Picard, however, points out that research in the field of neuroscience has already proven the participation and importance of the limbic system, the region of the brain that controls our emotions, in decision-making processes. In other words, humans do not make decisions independently of their emotions. Therefore, as they aim to approach the human capacity to think and make decisions, making interactivity more natural, AI systems need to learn to recognize and express emotions.
In addition to promoting technological advancement, research mobilizes new knowledge that enriches the training of professionals in the field. “We study not only how computers can model emotions, but we also create the basis for other studies, including cultural ones,” recalls Tonoli.
According to the researchers, contact with other areas also draws attention to the need to make AI an everyday issue. “Technologies advance very quickly and public debate moves slowly. Other areas of knowledge, such as philosophy and sociology, need to focus on this,” reflects Bernardo.
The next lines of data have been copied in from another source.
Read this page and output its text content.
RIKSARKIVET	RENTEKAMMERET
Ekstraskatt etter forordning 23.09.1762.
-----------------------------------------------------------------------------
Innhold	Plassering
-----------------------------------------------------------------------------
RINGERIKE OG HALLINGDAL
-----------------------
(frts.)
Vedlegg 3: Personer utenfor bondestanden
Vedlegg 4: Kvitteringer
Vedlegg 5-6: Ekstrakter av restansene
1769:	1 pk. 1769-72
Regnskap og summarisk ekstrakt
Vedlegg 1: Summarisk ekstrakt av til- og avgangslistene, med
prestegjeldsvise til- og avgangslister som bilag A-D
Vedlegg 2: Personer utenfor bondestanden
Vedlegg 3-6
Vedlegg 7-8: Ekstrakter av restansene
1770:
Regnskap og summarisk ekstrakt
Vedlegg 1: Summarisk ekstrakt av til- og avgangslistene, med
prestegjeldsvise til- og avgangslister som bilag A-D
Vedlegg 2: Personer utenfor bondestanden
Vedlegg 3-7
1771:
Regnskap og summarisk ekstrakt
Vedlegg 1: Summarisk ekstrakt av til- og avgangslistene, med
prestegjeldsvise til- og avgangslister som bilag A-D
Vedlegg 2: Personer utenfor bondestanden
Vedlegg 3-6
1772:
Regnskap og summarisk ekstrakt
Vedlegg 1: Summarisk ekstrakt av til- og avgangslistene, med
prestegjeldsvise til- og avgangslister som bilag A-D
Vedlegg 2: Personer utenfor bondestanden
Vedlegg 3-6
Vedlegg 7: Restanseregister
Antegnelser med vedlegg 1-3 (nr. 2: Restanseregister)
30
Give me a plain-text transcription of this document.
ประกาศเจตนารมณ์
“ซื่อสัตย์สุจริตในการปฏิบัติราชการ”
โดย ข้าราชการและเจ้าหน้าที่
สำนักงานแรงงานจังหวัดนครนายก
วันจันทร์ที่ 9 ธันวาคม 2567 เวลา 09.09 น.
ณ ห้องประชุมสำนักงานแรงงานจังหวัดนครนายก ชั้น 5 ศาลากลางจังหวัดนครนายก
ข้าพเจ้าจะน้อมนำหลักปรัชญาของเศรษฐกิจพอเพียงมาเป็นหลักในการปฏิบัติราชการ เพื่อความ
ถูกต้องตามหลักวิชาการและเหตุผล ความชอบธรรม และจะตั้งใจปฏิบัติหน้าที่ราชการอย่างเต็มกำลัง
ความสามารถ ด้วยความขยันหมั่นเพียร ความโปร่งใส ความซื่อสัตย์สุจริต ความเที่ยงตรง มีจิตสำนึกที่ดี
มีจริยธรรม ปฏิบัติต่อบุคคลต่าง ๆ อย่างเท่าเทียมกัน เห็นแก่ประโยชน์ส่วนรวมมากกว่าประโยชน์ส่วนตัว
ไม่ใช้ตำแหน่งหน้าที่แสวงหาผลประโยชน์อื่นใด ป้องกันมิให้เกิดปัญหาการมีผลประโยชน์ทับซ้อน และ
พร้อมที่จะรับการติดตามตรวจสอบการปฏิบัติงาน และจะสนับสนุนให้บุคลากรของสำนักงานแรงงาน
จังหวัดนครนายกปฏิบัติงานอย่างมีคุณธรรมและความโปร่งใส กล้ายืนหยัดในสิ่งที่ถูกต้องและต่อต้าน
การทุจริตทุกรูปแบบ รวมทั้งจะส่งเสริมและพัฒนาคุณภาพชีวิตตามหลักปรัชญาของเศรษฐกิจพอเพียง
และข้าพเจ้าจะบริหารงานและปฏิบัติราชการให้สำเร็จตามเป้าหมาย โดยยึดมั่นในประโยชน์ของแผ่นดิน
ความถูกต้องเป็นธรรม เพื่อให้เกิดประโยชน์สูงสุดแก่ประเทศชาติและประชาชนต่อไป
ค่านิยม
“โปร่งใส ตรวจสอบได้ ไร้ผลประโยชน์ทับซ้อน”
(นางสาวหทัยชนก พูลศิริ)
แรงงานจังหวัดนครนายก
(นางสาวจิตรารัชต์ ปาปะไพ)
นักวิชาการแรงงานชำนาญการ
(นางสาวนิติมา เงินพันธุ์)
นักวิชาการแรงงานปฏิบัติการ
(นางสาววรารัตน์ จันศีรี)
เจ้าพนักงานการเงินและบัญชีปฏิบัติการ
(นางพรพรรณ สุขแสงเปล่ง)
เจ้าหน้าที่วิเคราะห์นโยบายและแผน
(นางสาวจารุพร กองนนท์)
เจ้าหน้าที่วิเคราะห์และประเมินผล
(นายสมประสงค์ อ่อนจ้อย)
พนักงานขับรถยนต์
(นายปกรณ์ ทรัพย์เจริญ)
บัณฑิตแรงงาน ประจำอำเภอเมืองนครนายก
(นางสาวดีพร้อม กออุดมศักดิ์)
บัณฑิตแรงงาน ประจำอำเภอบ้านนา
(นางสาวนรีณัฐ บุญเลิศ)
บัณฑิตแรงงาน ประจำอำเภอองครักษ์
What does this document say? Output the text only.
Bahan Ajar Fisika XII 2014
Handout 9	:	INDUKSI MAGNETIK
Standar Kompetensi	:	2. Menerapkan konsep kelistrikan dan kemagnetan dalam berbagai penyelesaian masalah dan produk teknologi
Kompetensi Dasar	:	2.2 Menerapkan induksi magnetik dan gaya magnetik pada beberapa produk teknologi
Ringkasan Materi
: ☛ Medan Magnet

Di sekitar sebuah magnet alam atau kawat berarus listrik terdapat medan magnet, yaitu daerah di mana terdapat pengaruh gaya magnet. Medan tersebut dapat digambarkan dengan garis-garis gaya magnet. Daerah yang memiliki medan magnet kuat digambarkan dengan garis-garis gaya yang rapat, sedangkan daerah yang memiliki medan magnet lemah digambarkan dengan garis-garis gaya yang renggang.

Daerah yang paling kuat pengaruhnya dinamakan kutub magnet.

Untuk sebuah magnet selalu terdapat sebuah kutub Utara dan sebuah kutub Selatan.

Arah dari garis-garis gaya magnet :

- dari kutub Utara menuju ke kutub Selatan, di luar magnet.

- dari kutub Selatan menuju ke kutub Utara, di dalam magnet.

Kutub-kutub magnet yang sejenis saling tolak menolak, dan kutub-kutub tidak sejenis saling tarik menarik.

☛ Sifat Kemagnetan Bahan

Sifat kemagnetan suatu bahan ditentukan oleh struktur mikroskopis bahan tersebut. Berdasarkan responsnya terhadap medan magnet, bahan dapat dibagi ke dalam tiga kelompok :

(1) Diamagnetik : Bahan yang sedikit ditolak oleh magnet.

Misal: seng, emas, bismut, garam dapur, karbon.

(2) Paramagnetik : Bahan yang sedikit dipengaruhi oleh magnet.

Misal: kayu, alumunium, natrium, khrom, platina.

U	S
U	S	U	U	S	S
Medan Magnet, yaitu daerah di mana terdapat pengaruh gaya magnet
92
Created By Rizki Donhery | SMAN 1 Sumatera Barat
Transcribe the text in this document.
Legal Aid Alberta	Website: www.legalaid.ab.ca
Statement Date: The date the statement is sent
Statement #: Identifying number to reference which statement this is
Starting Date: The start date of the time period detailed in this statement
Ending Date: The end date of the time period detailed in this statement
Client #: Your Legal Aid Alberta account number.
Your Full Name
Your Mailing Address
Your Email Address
In this sense, it is essential that universities conduct research on the subject, since the sector is currently under the control of large technology companies. The scenario differs from that of other periods, when academia represented the state of the art in technology, a role now played by the so-called big tech, which monopolize both access to research data and the computing power to develop them.
“The academy has become a place to open the black boxes of models developed by big tech, investigate countermeasures for tools that create fake news, make AI explainable and think about ways of regulating it”, Dornhofer points out. Another benefit for the sector comes from ethical care when carrying out studies. “Many research projects big tech are extremely closed, or do not follow strictly scientific protocols”, recalls Boulitreau.
Faced with so many possibilities and in a scenario in which research points to increasingly autonomous AI systems, it becomes inevitable not to think about the future and the role that emotions will play in the evolution of these technologies. For the group's researchers, the answer lies in the fundamentals of the systems.
“AI will be whatever we build it to be,” says Dornhofer, recalling that the data responsible for ensuring machine learning is provided by human beings themselves. Both our qualities and our imperfections can be reflected in and replicated by algorithms. “As it [AI] evolves, human beings can revisit themselves, develop critical thinking in relation to it. Like any disruptive technology, AI will make us rethink ourselves.”